Andy Xie, writing for Caijing in early June, provided a timely warning for those attached to the recent market rally.
The Washington Post reports regulators have reached a general agreement on handling derivatives, but reveals that the administration is still woefully ignorant of the problems at hand. To wit,
Non-standard derivatives would be exempt from much of this regulation. These are derivatives linked to highly complex investments, such as securities composed of mortgages and other kinds of debt.
Broad Agreement Reached on Derivative Oversight, 2009-06-23
The word “complex” has been overused of late, just like the phrases “cash-strapped” and “unforeseeable”. It often appears when a reporter has encountered a concept requiring more than five minutes to explain and is thus beyond their understanding. Presumably it is also beyond the understanding of the reader, an assumption that likely holds in the general case but does a disservice to those members of the population retaining some minor cognitive ability. (I am unnecessarily harsh to Mr. Goldfarb, the reporter of this piece, but the opening was given. Other articles are far more deserving.)

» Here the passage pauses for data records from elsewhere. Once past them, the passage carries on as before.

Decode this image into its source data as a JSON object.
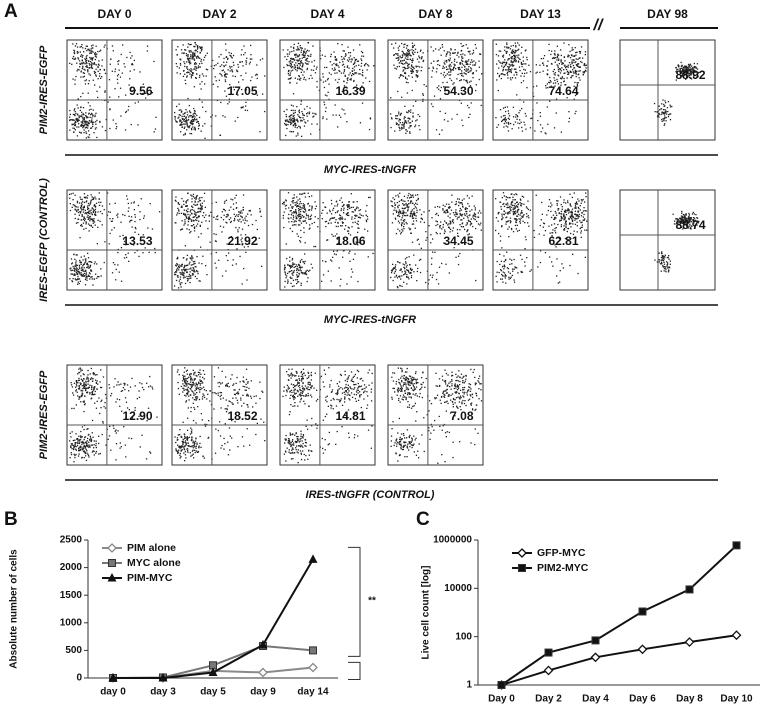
{
  "panel_a": {
    "label": "A",
    "days": [
      "DAY 0",
      "DAY 2",
      "DAY 4",
      "DAY 8",
      "DAY 13",
      "DAY 98"
    ],
    "separator": "//",
    "rows": [
      {
        "label": "PIM2-IRES-EGFP",
        "x_label": "MYC-IRES-tNGFR",
        "percents": [
          "9.56",
          "17.05",
          "16.39",
          "54.30",
          "74.64",
          "88.92"
        ]
      },
      {
        "label": "IRES-EGFP (CONTROL)",
        "x_label": "MYC-IRES-tNGFR",
        "percents": [
          "13.53",
          "21.92",
          "18.06",
          "34.45",
          "62.81",
          "88.74"
        ]
      },
      {
        "label": "PIM2-IRES-EGFP",
        "x_label": "IRES-tNGFR (CONTROL)",
        "percents": [
          "12.90",
          "18.52",
          "14.81",
          "7.08"
        ]
      }
    ]
  },
  "chart_data": [
    {
      "type": "line",
      "panel_label": "B",
      "y_label": "Absolute number of cells",
      "categories": [
        "day 0",
        "day 3",
        "day 5",
        "day 9",
        "day 14"
      ],
      "ylim": [
        0,
        2500
      ],
      "yticks": [
        0,
        500,
        1000,
        1500,
        2000,
        2500
      ],
      "log_scale": false,
      "annotation": "**",
      "series": [
        {
          "name": "PIM alone",
          "color": "#8a8a8a",
          "marker": "diamond",
          "values": [
            0,
            0,
            130,
            100,
            190
          ]
        },
        {
          "name": "MYC alone",
          "color": "#777777",
          "marker": "square",
          "values": [
            0,
            10,
            230,
            580,
            500
          ]
        },
        {
          "name": "PIM-MYC",
          "color": "#111111",
          "marker": "triangle",
          "values": [
            0,
            0,
            100,
            600,
            2150
          ]
        }
      ]
    },
    {
      "type": "line",
      "panel_label": "C",
      "y_label": "Live cell count [log]",
      "categories": [
        "Day 0",
        "Day 2",
        "Day 4",
        "Day 6",
        "Day 8",
        "Day 10"
      ],
      "ylim": [
        1,
        1000000
      ],
      "yticks": [
        1,
        100,
        10000,
        1000000
      ],
      "log_scale": true,
      "series": [
        {
          "name": "GFP-MYC",
          "color": "#111111",
          "marker": "diamond",
          "values": [
            1,
            4,
            14,
            30,
            60,
            115
          ]
        },
        {
          "name": "PIM2-MYC",
          "color": "#111111",
          "marker": "square",
          "values": [
            1,
            22,
            70,
            1100,
            9000,
            600000
          ]
        }
      ]
    }
  ]
}
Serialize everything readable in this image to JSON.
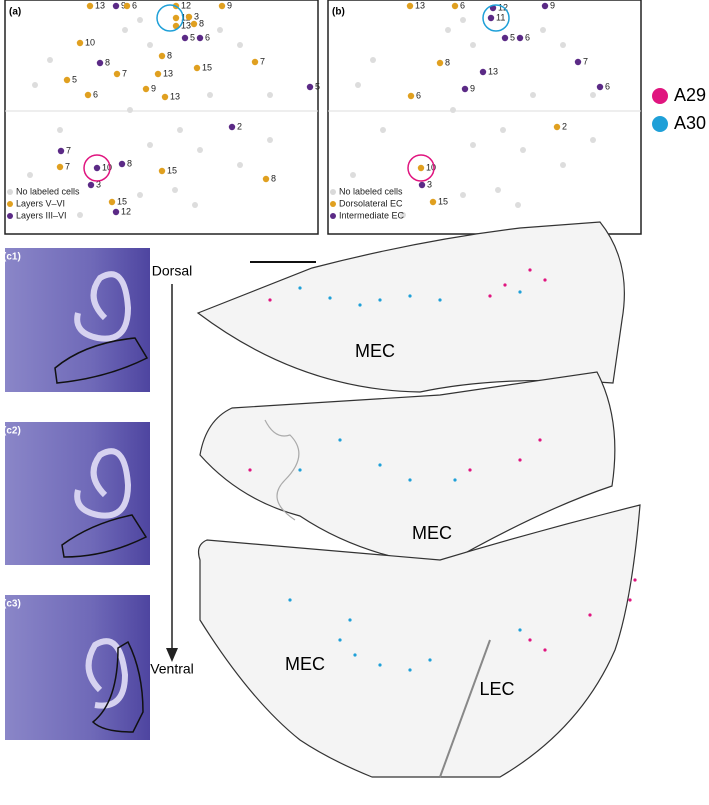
{
  "panel_a": {
    "label": "(a)",
    "points": [
      "13",
      "9",
      "6",
      "12",
      "11",
      "3",
      "8",
      "13",
      "9",
      "10",
      "5",
      "6",
      "8",
      "8",
      "7",
      "13",
      "15",
      "7",
      "5",
      "9",
      "5",
      "6",
      "13",
      "2",
      "7",
      "7",
      "10",
      "8",
      "3",
      "15",
      "8",
      "15",
      "12"
    ],
    "legend": [
      {
        "text": "No labeled cells",
        "color": "#d9d9d9"
      },
      {
        "text": "Layers V–VI",
        "color": "#e0a020"
      },
      {
        "text": "Layers III–VI",
        "color": "#5b2a86"
      }
    ]
  },
  "panel_b": {
    "label": "(b)",
    "points": [
      "13",
      "6",
      "12",
      "11",
      "9",
      "5",
      "6",
      "8",
      "13",
      "7",
      "9",
      "6",
      "6",
      "2",
      "10",
      "3",
      "15"
    ],
    "legend": [
      {
        "text": "No labeled cells",
        "color": "#d9d9d9"
      },
      {
        "text": "Dorsolateral EC",
        "color": "#e0a020"
      },
      {
        "text": "Intermediate EC",
        "color": "#5b2a86"
      }
    ]
  },
  "legend": [
    {
      "name": "A29",
      "color": "#e0157f"
    },
    {
      "name": "A30",
      "color": "#1fa0d8"
    }
  ],
  "panel_c": {
    "labels": [
      "(c1)",
      "(c2)",
      "(c3)"
    ],
    "dorsal": "Dorsal",
    "ventral": "Ventral",
    "regions": [
      "MEC",
      "MEC",
      "MEC",
      "LEC"
    ]
  }
}
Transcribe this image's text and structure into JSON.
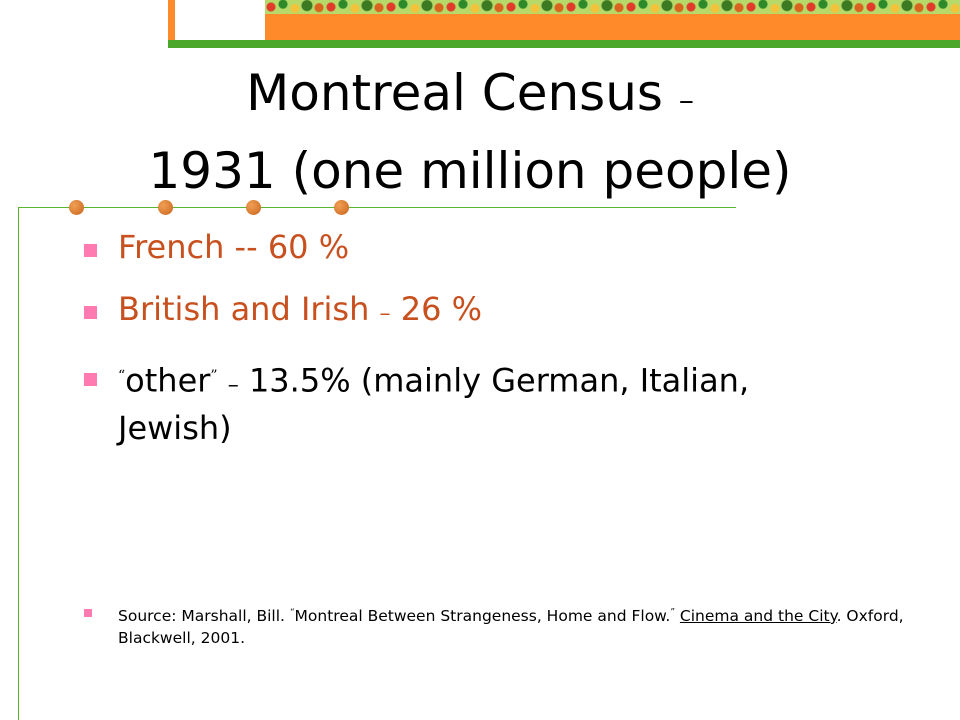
{
  "title": {
    "line1": "Montreal Census",
    "dash": "–",
    "line2": "1931  (one million people)"
  },
  "bullets": [
    {
      "text": "French -- 60 %",
      "color": "#c8501e"
    },
    {
      "pre": "British and Irish",
      "dash": "–",
      "post": "26  %",
      "color": "#c8501e"
    },
    {
      "open_quote": "“",
      "word": "other",
      "close_quote": "”",
      "dash": "–",
      "post": "13.5% (mainly German, Italian, Jewish)",
      "color": "#000000"
    }
  ],
  "source": {
    "prefix": "Source: Marshall, Bill.",
    "open_quote": "“",
    "article": "Montreal Between Strangeness, Home and Flow.",
    "close_quote": "”",
    "book": "Cinema and the City",
    "suffix": ".  Oxford, Blackwell, 2001."
  },
  "colors": {
    "accent_orange": "#c8501e",
    "bullet_pink": "#ff7ab0",
    "line_green": "#5ab52f",
    "banner_orange": "#ff8a2a",
    "banner_green": "#4aa72a"
  }
}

In this case, however, the adage regarding investments that cannot be suitably explained in less that five minutes holds particularly true. Christopher Whalen, in yesterday’s testimony to the Senate Subcommittee on Securities, Insurance, and Investment, provides an excellent summary of the exploitable inefficiencies of the OTC derivatives market.
In my view, CDS contracts and complex structured assets are deceptive by design and beg the question as to whether a certain level of complexity is so speculative and reckless as to violate US securities and anti-fraud laws. That is, if an OTC derivative contract lacks a clear cash basis and cannot be valued by both parties to the transaction with the same degree of facility and transparency as cash market instruments, then the OTC contact should be treated as fraudulent and banned as a matter of law and regulation. Most CDS contracts and complex structured financial instruments fall into this category of deliberately fraudulent instruments for which no cash basis exists.
– Christopher Whalen, 2009-06-22
Mr. Whalen’s opinion is no doubt influenced by his encounters with past fraudulent practices, specifically the use of side letters in reinsurance scams. In another article, conveniently appended to the above linked testimony, he provides some history of these practices. His suggestion that AIG moved into the CDS industry as a result of greater law enforcement awareness of such side letters may not be without merit, and is certainly deserving of thorough investigation. (In this context a side letter, or email in these more modern times, is a secret agreement between two parties that effectively nullifies a public agreement. This allows a company to mislead regulators and the public about its capitalization.)
Indeed, one source with personal knowledge of the matter suggests that there may be emails and actual side letters between AIG and its counterparties that could prove conclusively that AIG never intended to pay out on any of its CDS contracts.